22.6.20

THE VILLA

De Blue Note-lp 1535 staat al jarenlang tussen mijn jazzplaten, muziek van de veel te jong overleden trompettist McKinley Howard "Kenny" Dorham (1924-1972) samen met Hank Mobley op tenorsax, Cecil Payne op baritonsax, Horace Silver op piano, Percy Heath op bas en Art Blakey op drums in een compositie van Dorham die op mijn elpee "The Villa" heet maar hier "La Villa". Dorham stamde uit Fairfield (Texas), ging naar high scool In Austin, waar hij ondermeer deel uitmaakte van het boksteam, een plaats die hij later ook in het leger veroverde. Hij speelde tussen 1945 en 1948 trompet in verschillende big bands, oa. van Dizzy Gillepie en Lionel Hampton, maar maakte ook deel uit van het kwintet van Charlie Parker met wie hij in 1949 in Parijs optrad. Daarna volgde een free lance-periode en optredens met Sonny Stitt, Thelonious Monk en Bud Powell, waarna Dorham regelmatig te vinden was met Mobley, Silver  en Blakey, mannen die ook op Blue Note 1535 uit 1955 te horen zijn.
Pianist in Kenny Dorhams "The Villa" was Horace Silver (1928-2014), zoon van een vader van de Kaap Verden, die hem volksliedjes van die eilandengroep leerde.
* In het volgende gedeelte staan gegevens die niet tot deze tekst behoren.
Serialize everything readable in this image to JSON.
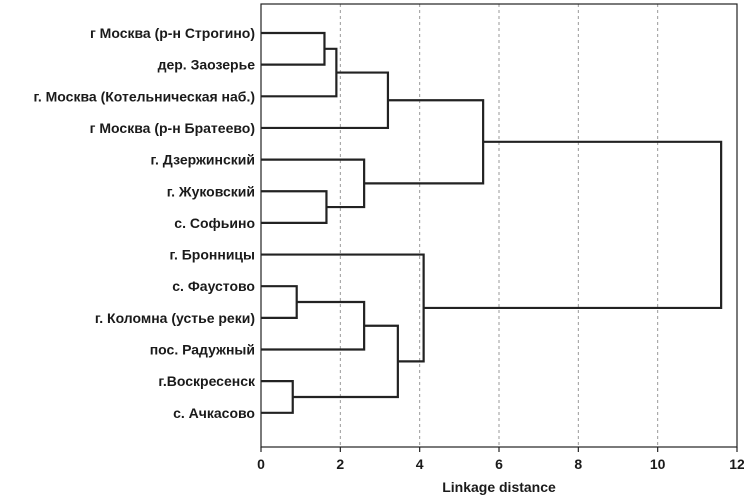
{
  "chart_data": {
    "type": "dendrogram",
    "title": "",
    "xlabel": "Linkage distance",
    "ylabel": "",
    "xlim": [
      0,
      12
    ],
    "xticks": [
      0,
      2,
      4,
      6,
      8,
      10,
      12
    ],
    "grid": true,
    "leaves": [
      "г Москва (р-н Строгино)",
      "дер. Заозерье",
      "г. Москва (Котельническая наб.)",
      "г Москва (р-н Братеево)",
      "г. Дзержинский",
      "г. Жуковский",
      "с. Софьино",
      "г. Бронницы",
      "с. Фаустово",
      "г. Коломна (устье реки)",
      "пос. Радужный",
      "г.Воскресенск",
      "с. Ачкасово"
    ],
    "merges": [
      {
        "id": "m1",
        "left": "L0",
        "right": "L1",
        "distance": 1.6
      },
      {
        "id": "m2",
        "left": "m1",
        "right": "L2",
        "distance": 1.9
      },
      {
        "id": "m3",
        "left": "m2",
        "right": "L3",
        "distance": 3.2
      },
      {
        "id": "m4",
        "left": "L5",
        "right": "L6",
        "distance": 1.65
      },
      {
        "id": "m5",
        "left": "L4",
        "right": "m4",
        "distance": 2.6
      },
      {
        "id": "m6",
        "left": "m3",
        "right": "m5",
        "distance": 5.6
      },
      {
        "id": "m7",
        "left": "L8",
        "right": "L9",
        "distance": 0.9
      },
      {
        "id": "m8",
        "left": "m7",
        "right": "L10",
        "distance": 2.6
      },
      {
        "id": "m9",
        "left": "L11",
        "right": "L12",
        "distance": 0.8
      },
      {
        "id": "m10",
        "left": "m8",
        "right": "m9",
        "distance": 3.45
      },
      {
        "id": "m11",
        "left": "L7",
        "right": "m10",
        "distance": 4.1
      },
      {
        "id": "m12",
        "left": "m6",
        "right": "m11",
        "distance": 11.6
      }
    ]
  }
}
Oorspronkelijk speelde Silver ook tenorsaxofoon naast piano, op laatsgenoemd instrument volgde hij een klassieke opleiding. Zijn eerste bekendheid kreeg Silver toen hij in 1950 werd geëngageerd door Stan Getz, maar zijn echte doorbraak kwam toen hij samen met drummer Art Blakey The Jazz Messengers ging leiden. Die groep verliet hij in 1956 om een eigen formatie bestaande uit trompet, tenorsax, piano, bas en drums te vormen. Zijn meest succesvolle elpee was "Songs of My Father", hier is een live-opname van het titelnummer met Silver op piano, Billy Hardman op trompet, Benny Maupin op tenorsax. Johnny Williams op bas en Billy Cobham op drums.
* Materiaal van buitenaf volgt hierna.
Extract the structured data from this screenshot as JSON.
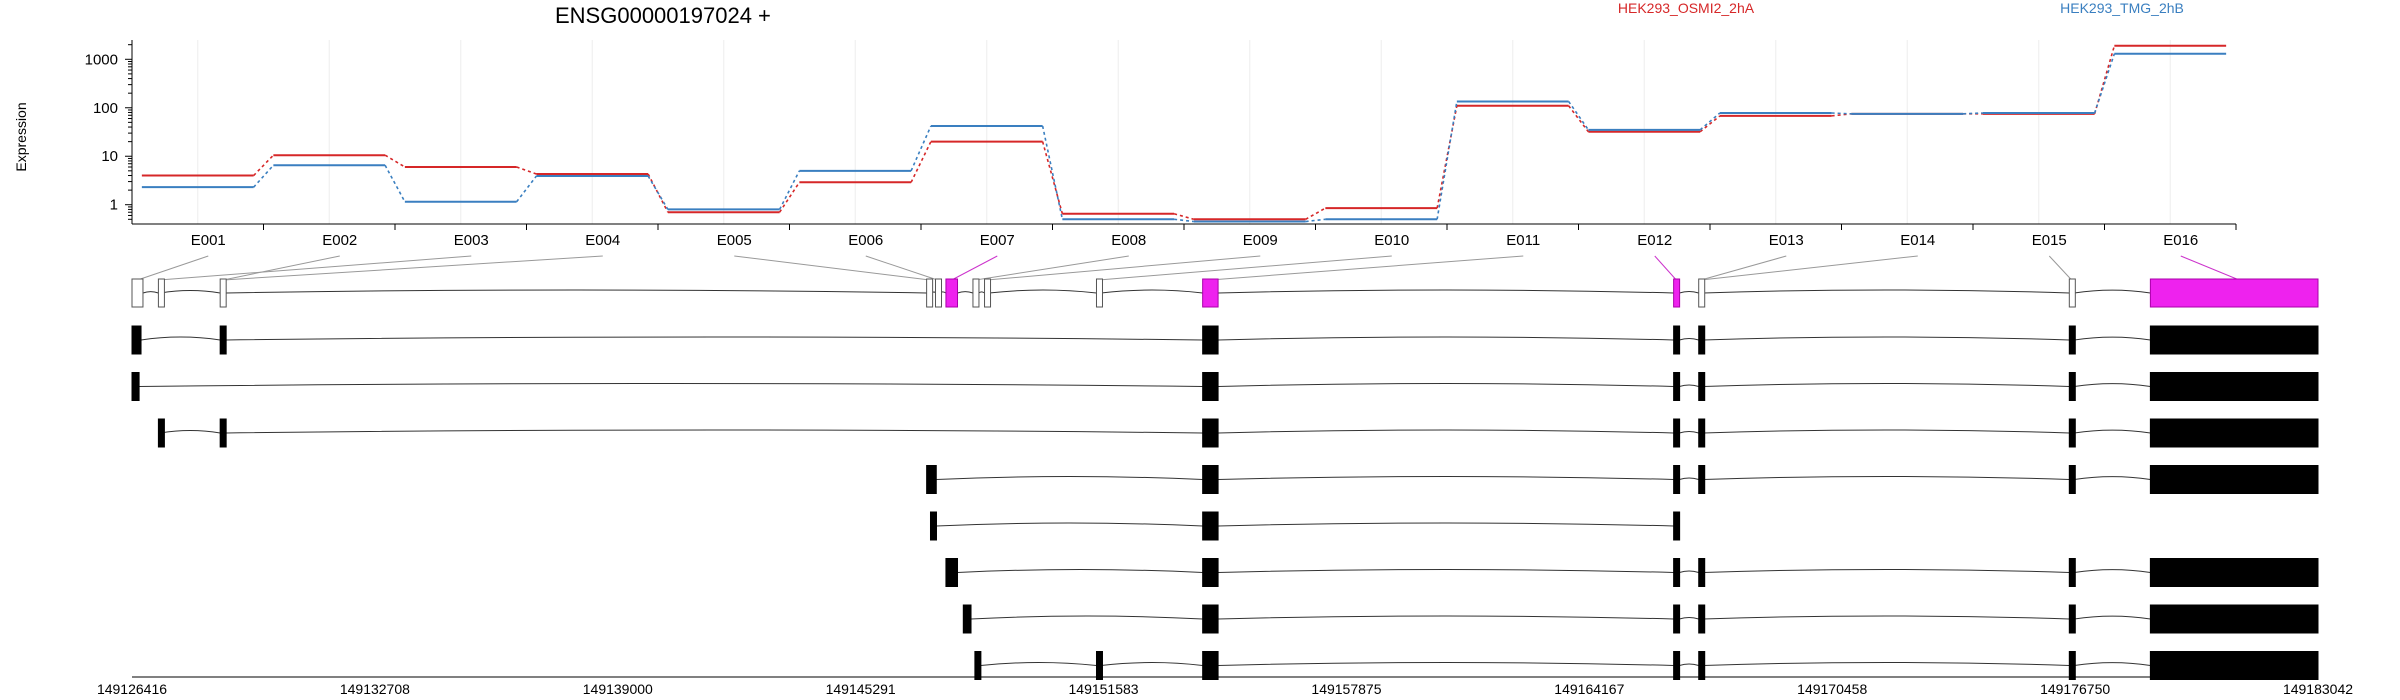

Aan de bas in Kenny Dorhams "The Villa" stond Percy Heath (1923-2005), die het meest  bekend werd in het Modern Jazz Quartet, een formatie die ontstond uit de Dizzy Gillespie Bigband en oorspronkelijk gevormd werd door pianist John Lewis, vibrafonist Milt Jackson, bassist Ray Brown en drummer Kenny Clarke. Toen Ray Brown overstapte naar  de band van Ella Fitzgerald nam Percy Heath zijn plaats in en Connie Kay verving kort daarop Kenny Clarke. Een vroege opname van het MJQ gevolgd door het bekende "Softly as in a Morning Sunrise". 
Wat bij mij altijd tot enig gegnuif  leidt is wanneer muziekrecensenten maar ook andere muziekgebruikers menen muziek alleen maar  te kunnen genieten met de nodige bijkomende alcoholconsumptie,  als ik dat had gedaan had ik allang madeliefjes opgedrukt vanwege een ernstig leverfalen. Vooral de mededeling: "ik drink nu een goed glas port en luister naar Herb Alpert" doet mij bijkans van mijn stoel glijden van plezier, om nog maar niet te denken aan een kelkje "Blue Nun" begeleidt door Soeur Dominique. Dit even vooraf, want ik moet het over de baritonsaxofonist Cecil Payne - ook aanwezig in "The Villa"  hebben. Cecil Payne (1922-2007) kreeg nooit de bekendheid op zijn instrument als Harry Carney of Gerry Mulligan en zijn eerste opnamen komen nog duidelijk uit de nadagen van  de swing, dat  veranderde toen hij via Roy Eldridge  kennis maakte met Dizzy Gillespie. We horen hem hier samen met Ted Dunbar op gitaar, Richard Davis op bas en Roy  Haynes op drums in een compositie van Charlie Parker "Ko-Ko".